A partir destas reflexões iniciais, objetivamos visibilizar como a literatura
produzida por algumas mulheres periféricas contemporâneas tem se constituído
enquanto ferramenta de criação e manutenção de memórias que abalam o status
do sujeito dominante. E, para além disso, como essa literatura inscreve a multi-
plicidade de existências engendradas pelos eixos de gênero, raça, classe, sexua-
lidade e outros. O pensamento que movimenta esta produção parte da percepção
de uma abertura para uma política contra colonial, a partir de contos produzidos
por mulheres consideradas periféricas, em uma perspectiva de tecer uma ética de
resistência feminista e decolonial.
Este capítulo, portanto, é tecido por textos literários produzidos por mulheres;
contos que narram distintas experiências de gênero. A partir de excertos dos contos
dialogamos com a luta contra colonial e a perspectiva interseccional. Os contos foram
escolhidos afetivamente, desde que fossem contemporâneos e que nos suscitassem
refletir sobre decolonialidade e interseccionalidade. O texto incita rachaduras diante
da história hegemônica? Trata-se de narrativa dissidente? Essas foram algumas
perguntas que nos fizemos. Procuramos narrativas que viabilizassem transver a
herança colonial capitalista. Os contos que compõe com as nossas reflexões são:
“Mais iluminada que as outras” (Jarid Arraes), “Vó a senhora é lésbica?” (Natália
Borges Polesso), “Dançamos pelo céu depois de toda chuva” (Brenda Bernsau),
“Mulheres dos espelhos” (Esmeralda Ribeiro).

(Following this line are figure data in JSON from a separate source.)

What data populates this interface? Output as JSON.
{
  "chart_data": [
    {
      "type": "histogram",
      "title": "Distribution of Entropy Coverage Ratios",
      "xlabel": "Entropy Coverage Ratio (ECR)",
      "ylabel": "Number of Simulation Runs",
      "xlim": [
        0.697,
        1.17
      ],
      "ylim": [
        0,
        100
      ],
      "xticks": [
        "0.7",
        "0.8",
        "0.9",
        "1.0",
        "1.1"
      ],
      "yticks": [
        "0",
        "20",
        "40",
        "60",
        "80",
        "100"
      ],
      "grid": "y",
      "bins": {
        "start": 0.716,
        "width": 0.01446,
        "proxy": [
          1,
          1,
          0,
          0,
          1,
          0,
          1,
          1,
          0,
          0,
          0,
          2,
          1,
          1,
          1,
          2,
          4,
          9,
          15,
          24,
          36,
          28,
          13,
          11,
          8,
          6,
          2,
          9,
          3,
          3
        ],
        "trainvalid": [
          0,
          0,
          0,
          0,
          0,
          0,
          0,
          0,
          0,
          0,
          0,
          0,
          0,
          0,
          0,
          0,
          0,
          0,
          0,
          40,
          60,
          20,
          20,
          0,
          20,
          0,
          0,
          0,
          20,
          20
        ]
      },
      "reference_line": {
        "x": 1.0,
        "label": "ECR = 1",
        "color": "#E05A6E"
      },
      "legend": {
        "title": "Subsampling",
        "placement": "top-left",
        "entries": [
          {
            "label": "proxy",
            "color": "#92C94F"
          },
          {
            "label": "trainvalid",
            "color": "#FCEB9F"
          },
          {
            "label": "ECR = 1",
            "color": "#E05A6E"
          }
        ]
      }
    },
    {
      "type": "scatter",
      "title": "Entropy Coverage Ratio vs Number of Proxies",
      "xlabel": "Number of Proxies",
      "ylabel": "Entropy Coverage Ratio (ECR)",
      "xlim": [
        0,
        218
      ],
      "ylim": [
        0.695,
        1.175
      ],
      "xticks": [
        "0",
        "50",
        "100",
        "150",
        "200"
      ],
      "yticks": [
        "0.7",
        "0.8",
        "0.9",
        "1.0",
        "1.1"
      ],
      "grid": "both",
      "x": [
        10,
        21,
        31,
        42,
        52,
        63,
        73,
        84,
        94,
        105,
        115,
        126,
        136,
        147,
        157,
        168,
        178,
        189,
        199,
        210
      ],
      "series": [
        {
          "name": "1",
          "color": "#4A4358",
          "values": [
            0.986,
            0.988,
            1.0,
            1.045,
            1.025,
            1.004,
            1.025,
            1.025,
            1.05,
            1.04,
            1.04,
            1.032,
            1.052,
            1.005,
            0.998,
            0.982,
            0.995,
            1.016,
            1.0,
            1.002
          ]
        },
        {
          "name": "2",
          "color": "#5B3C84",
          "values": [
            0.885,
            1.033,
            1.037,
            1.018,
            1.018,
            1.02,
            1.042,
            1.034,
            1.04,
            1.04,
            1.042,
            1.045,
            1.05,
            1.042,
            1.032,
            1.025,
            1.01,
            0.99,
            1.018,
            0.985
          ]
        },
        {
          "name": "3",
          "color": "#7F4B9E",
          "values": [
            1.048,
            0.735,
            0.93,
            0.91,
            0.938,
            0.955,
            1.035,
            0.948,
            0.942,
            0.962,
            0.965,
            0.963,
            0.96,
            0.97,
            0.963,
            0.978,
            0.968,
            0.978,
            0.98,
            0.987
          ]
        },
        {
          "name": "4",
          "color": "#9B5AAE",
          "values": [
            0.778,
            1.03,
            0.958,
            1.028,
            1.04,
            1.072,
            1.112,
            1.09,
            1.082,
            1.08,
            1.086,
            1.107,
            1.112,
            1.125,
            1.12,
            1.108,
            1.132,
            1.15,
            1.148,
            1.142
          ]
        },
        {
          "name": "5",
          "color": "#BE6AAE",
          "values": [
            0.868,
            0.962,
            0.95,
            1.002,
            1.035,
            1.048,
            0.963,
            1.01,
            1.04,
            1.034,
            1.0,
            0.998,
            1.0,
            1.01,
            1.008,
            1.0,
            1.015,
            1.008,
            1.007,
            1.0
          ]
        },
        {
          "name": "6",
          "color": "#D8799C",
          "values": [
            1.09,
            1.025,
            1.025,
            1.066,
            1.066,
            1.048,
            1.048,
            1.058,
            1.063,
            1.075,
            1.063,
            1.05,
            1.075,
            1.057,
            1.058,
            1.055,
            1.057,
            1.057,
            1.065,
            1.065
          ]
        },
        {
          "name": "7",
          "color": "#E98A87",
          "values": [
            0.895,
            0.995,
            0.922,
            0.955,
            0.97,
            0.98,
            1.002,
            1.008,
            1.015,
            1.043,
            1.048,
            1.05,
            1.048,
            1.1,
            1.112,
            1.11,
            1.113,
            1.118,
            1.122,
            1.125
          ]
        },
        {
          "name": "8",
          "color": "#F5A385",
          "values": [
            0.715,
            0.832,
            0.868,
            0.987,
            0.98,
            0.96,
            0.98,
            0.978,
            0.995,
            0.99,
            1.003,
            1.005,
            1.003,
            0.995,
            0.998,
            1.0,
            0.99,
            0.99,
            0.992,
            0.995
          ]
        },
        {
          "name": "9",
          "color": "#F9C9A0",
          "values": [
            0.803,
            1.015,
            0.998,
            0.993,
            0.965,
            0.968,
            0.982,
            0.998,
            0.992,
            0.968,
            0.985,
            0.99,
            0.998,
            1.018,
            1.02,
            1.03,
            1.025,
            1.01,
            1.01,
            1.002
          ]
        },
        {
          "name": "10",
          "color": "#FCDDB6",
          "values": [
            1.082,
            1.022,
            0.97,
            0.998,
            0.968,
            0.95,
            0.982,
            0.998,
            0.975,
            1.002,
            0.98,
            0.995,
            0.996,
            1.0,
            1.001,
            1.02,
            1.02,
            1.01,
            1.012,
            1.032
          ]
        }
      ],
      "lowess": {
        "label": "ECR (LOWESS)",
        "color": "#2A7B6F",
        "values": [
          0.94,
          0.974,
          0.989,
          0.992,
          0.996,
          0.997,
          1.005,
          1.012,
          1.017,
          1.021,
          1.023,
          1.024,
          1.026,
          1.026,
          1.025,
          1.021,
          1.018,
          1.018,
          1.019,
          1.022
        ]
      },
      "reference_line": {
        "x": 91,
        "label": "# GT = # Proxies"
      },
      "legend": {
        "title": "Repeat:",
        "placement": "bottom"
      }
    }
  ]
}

Por que sou levada a escrever? Porque a escrita me salva da complacência que
me amedronta. Porque não tenho escolha. Porque devo manter vivo o espírito de
minha revolta e a mim mesma também. [...] Escrevo porque a vida não aplaca
meus apetites e minha fome. Escrevo para registrar o que os outros apagam
quando falo, para reescrever as histórias mal escritas sobre mim, sobre você.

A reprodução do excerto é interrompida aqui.